La FER ha solicitado la rectificación y dimisión del Ministro de Consumo, Alberto Garzón después de que, según consideran «ha vuelto a proyectar una mala imagen de la calidad de los productos españoles, esta vez despreciando a la industria cárnica y al sector ganadero en el medio rural, una de las actividades esenciales de la economía riojana y de su actividad empresarial».
Y ministro de Izquierda Unida ha señalado en el periódico «The Guardian» el pasado 26 de diciembre que «España exporta carne de mala calidad de animales maltratados, que contaminan el suelo y el agua en el medio rural y cuya sostenibilidad es muy escasa».
Por ello desde la FER consideran que no puede permanecer ni un minuto más en este cargo público tras proyectar una mala imagen de la calidad de la industria cárnica y realizar un ataque tan directo al sector agrario y ganadero rural, despreciando la actividad de las empresas cárnicas.
«Estas declaraciones suponen un gravísimo daño al esfuerzo, a la calidad y a la buena imagen de un sector integrado por un elevado número de explotaciones rurales y empresas cárnicas que desarrollan una labor fundamental para nuestra economía y que se han caracterizado en los últimos años por consolidar una imagen de calidad del producto y de buen hacer en el mercado internacional», apuntan desde la patronal.

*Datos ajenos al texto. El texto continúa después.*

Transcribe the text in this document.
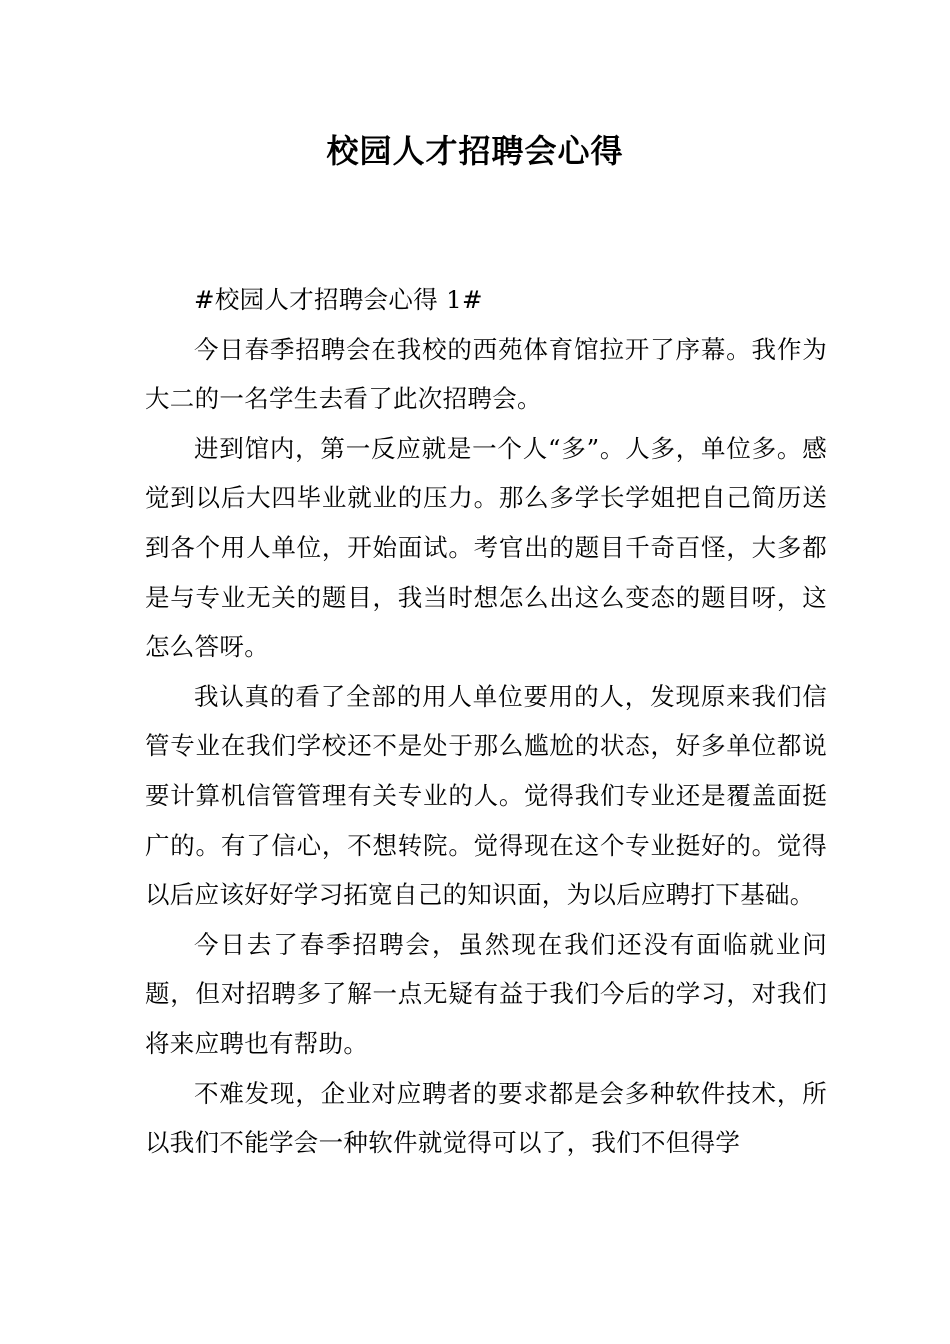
校园人才招聘会心得

#校园人才招聘会心得 1#

今日春季招聘会在我校的西苑体育馆拉开了序幕。我作为大二的一名学生去看了此次招聘会。

进到馆内，第一反应就是一个人“多”。人多，单位多。感觉到以后大四毕业就业的压力。那么多学长学姐把自己简历送到各个用人单位，开始面试。考官出的题目千奇百怪，大多都是与专业无关的题目，我当时想怎么出这么变态的题目呀，这怎么答呀。

我认真的看了全部的用人单位要用的人，发现原来我们信管专业在我们学校还不是处于那么尴尬的状态，好多单位都说要计算机信管管理有关专业的人。觉得我们专业还是覆盖面挺广的。有了信心，不想转院。觉得现在这个专业挺好的。觉得以后应该好好学习拓宽自己的知识面，为以后应聘打下基础。

今日去了春季招聘会，虽然现在我们还没有面临就业问题，但对招聘多了解一点无疑有益于我们今后的学习，对我们将来应聘也有帮助。

不难发现，企业对应聘者的要求都是会多种软件技术，所以我们不能学会一种软件就觉得可以了，我们不但得学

Además, en la FER creen que esto demuestra el «desconocimiento de la realidad de este alto cargo con responsabilidad en la gestión de la industria cárnica y supone un perjuicio muy considerable a la seriedad y a la sostenibilidad de las empresas».
«La Rioja es un ejemplo de calidad de la industria cárnica. La economía regional tiene un componente muy importante de empresas que se singularizan ya no solo por la calidad de sus productos cárnicos, sino por una gestión basada en el respeto a nuestro entorno medioambiental y a la sostenibilidad de su actividad, con una clara preocupación en la adecuada gestión de los recursos naturales2, sostienen.
La Rioja se ha ganado a pulso una imagen de calidad y sostenibilidad de los productos cárnicos, que un ministro de Consumo, haciendo gala de su irresponsabilidad, no puede ahora echar por tierra. Por tanto, Alberto Garzón para no seguir dañando a la economía riojana y española.